A pandemia abriu uma janela de percepção em que trouxe extensão às críticas e
compreensões apresentadas por Krenak em seu livro “A vida não é útil” e também em muitos
outros, contudo nada do que é apresentado, apesar da grande importância de sempre ser
relembrado, é novidade. E, o problema está justamente nisso, pois apesar de apresentar problemas
recorrentes, constantemente nos esquecemos e, sobre isso, o autor nos chama à reflexão ao dizer
que na cidade tudo funciona de forma automática, pois só precisamos estender as mãos para ter
acesso à comida, roupa, hospital, remédio, entre outros. Não perguntamos de onde vem o que
consumimos. Estamos presos à infeliz ideia de progresso, inovação, produtividade e consumo
descontrolado em busca de satisfação acreditando que estamos caminhando para algum lugar,
esquecendo da nossa humanidade, do sentido de existir, da nossa fragilidade e da nossa relação
com o planeta. Se nossa forma de viver, nossos valores e compreensões são construídos
culturalmente, é possível construir outro modo de viver mais justa, ecológica e respeitosa? Mesmo
em uma sociedade que elege Donald Trump e Jair Bolsonaro? A pandemia fez o mundo parar, mas
ela acabou e parece que tudo voltou a ser como era, como sempre foi. Sendo assim, particularmente
não tenho fé em uma resposta positiva a essa pergunta, a menos que apareça outro “motivador”
externo para mudar hábitos mesmo que sejam de forma temporária.

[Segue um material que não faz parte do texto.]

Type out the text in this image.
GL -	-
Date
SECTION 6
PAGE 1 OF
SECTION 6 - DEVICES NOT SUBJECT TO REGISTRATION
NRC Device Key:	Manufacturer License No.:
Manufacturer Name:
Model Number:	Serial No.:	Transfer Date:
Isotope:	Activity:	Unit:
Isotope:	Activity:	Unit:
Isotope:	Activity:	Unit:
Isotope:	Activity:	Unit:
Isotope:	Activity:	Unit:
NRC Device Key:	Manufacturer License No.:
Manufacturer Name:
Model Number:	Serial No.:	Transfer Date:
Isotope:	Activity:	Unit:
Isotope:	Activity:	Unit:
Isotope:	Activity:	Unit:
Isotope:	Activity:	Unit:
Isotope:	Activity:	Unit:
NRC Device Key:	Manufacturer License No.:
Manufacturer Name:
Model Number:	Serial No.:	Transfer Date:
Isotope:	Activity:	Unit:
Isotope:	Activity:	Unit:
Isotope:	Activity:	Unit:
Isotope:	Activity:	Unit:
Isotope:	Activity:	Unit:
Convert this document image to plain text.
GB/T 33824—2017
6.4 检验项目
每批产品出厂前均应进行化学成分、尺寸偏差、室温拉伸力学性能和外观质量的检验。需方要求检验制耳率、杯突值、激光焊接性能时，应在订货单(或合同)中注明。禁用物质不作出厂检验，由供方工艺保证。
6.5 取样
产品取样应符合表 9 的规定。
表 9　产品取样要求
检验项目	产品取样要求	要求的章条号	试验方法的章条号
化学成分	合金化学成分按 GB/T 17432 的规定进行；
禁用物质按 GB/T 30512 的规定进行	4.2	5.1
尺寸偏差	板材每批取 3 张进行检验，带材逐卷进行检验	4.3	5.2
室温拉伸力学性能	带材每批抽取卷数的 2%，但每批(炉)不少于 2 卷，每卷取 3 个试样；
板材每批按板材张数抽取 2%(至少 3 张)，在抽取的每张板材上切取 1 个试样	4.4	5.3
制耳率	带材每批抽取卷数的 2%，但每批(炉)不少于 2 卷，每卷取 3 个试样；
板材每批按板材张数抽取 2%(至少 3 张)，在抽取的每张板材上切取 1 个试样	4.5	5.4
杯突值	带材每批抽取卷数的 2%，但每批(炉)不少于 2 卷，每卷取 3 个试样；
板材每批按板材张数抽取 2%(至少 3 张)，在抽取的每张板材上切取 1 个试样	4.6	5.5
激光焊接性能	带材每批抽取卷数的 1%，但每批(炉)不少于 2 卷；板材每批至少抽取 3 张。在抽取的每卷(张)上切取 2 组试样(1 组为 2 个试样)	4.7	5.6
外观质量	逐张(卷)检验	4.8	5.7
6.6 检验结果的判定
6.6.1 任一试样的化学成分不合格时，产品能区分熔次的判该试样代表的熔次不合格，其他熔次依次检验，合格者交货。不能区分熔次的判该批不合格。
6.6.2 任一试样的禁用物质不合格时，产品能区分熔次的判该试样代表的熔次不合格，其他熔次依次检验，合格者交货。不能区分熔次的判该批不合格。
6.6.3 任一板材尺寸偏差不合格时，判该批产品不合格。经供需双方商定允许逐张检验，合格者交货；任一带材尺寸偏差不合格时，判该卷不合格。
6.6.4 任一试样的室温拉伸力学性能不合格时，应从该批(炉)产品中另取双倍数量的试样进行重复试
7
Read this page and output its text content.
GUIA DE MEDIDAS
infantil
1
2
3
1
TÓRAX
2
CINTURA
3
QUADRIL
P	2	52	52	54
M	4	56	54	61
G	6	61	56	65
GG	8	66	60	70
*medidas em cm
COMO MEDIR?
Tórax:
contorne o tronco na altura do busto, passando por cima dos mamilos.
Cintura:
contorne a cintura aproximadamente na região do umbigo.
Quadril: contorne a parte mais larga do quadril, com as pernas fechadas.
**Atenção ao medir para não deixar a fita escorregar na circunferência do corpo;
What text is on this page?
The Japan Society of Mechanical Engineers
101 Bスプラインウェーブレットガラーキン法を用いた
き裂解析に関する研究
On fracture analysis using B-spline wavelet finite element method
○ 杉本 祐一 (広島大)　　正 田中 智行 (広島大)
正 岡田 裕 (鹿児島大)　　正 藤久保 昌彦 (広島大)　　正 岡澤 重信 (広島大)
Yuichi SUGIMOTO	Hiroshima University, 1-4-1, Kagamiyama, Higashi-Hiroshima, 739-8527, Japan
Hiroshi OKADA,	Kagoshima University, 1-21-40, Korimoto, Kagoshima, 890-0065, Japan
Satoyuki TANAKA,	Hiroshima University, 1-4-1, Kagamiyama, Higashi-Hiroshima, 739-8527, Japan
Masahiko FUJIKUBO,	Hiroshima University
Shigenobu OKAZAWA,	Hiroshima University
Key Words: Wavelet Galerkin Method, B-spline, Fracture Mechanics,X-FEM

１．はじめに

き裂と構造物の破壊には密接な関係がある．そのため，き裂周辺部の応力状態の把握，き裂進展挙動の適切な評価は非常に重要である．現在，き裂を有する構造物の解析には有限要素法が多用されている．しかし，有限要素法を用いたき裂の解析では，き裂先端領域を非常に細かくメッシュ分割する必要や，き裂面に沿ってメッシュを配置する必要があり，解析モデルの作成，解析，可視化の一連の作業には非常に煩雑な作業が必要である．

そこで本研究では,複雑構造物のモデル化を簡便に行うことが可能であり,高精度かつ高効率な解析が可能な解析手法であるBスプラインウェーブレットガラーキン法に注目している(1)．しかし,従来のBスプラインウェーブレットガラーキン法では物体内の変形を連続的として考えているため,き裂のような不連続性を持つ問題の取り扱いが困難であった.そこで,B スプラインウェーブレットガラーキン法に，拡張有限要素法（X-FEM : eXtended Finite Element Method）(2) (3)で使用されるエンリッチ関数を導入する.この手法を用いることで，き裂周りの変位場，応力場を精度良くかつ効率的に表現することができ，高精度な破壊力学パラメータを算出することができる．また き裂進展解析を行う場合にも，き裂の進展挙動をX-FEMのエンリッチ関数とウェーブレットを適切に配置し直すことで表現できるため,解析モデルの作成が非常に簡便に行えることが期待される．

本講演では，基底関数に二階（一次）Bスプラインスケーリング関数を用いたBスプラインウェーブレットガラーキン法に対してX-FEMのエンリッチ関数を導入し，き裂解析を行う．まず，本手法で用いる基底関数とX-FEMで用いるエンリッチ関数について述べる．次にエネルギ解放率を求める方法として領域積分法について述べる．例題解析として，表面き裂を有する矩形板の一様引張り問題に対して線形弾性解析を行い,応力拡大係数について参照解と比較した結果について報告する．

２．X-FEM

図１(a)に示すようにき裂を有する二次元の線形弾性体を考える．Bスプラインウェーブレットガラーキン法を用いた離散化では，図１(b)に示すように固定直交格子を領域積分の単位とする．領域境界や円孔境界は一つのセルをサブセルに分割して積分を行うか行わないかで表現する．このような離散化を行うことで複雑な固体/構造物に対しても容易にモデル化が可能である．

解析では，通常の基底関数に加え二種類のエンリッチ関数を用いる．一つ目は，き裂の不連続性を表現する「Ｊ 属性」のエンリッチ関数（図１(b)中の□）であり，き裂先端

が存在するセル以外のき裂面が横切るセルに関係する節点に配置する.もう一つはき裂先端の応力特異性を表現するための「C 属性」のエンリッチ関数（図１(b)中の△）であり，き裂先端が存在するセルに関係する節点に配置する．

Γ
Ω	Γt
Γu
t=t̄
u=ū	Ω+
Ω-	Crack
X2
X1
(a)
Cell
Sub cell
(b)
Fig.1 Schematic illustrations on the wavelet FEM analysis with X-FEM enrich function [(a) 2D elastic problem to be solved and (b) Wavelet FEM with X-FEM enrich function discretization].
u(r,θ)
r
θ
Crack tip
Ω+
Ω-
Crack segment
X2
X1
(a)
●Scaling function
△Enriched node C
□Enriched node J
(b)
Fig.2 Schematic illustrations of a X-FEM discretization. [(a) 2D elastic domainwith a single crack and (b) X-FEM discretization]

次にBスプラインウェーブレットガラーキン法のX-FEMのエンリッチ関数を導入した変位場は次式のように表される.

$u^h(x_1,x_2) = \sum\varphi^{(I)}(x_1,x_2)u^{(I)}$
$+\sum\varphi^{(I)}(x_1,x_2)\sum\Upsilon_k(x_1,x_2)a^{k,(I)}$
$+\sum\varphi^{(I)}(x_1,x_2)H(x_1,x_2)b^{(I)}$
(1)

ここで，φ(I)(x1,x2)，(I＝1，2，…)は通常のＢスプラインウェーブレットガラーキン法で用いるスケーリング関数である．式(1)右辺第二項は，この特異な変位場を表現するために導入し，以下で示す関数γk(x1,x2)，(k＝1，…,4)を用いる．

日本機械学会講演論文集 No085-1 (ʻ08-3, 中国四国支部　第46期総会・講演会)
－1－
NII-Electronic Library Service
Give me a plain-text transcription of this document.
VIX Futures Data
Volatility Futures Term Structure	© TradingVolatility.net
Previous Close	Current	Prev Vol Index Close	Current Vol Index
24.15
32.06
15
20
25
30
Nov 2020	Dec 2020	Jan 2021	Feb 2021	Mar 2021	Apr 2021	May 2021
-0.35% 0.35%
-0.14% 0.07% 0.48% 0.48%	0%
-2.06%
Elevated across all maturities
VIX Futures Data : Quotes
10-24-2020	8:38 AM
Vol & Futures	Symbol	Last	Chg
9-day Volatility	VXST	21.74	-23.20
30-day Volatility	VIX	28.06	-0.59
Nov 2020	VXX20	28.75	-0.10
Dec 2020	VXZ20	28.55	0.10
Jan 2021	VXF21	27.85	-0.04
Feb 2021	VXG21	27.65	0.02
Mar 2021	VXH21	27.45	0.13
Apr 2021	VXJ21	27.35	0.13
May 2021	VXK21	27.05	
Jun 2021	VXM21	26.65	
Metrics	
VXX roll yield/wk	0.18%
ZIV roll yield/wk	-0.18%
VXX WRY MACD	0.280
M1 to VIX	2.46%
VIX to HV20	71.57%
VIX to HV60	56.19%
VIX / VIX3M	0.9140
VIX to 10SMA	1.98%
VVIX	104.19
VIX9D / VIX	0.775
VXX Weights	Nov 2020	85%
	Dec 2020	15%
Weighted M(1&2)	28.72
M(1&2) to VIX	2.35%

Em cada palavra, ao final de cada capítulo, Krenak expõe a ferida causada no mundo e
aqueles que gerou essa ferida, nos fazendo pensar em como a nossa coexistência está sendo
equivocada, uns com os Outros e com o mundo. Nos esforçamos tanto para sobreviver,
enfrentamos preconceitos, subordinação, exploração, descaso do poder público, injustiça, mas
mesmo assim parece que não estamos vivendo de forma transcendente, para além de uma definição
exposta em um dicionário. O pensamento de Krenak, sobre o modo de viver dos brancos, de
individualismo, também é retratado no documentário “A última floresta", que relata a resistência
do povo Yanomami na Amazônia. A cada dia que passa, os humanos e a terra estão desaparecendo
devido às atitudes dos próprios humanos, homem e mulher. Segundo dados obtidos por Sumaúma,
nos 4 anos de governo Jair Bolsonaro (2019-2022), 570 crianças com menos de 5 anos morrem no
território Yanomami, sendo caracterizadas pelas estáticas como mortes evitáveis. Ou seja, essas
570 crianças poderiam estar vivas se houvesse atendimento de saúde adequado e/ou ações de
prevenção. Os dados são recentes, mas a luta por sobrevivência é antiga. Apesar de ser uma terra
farta de comida, o território Yanomami foi tomado pela fome e malária. Nesses últimos quatro
anos houve um desmonte da saúde indígena, contudo, vemos que a resistência e a luta pela
sobrevivência da etnia Yanomami é uma luta permanente e antiga, como mostrado no
documentário mencionado.
Referências:
MACHADO, Ana Maria; BEDINELLI, Talita; BRUM, Eliane. Não estamos conseguindo contar os corpos. 2023.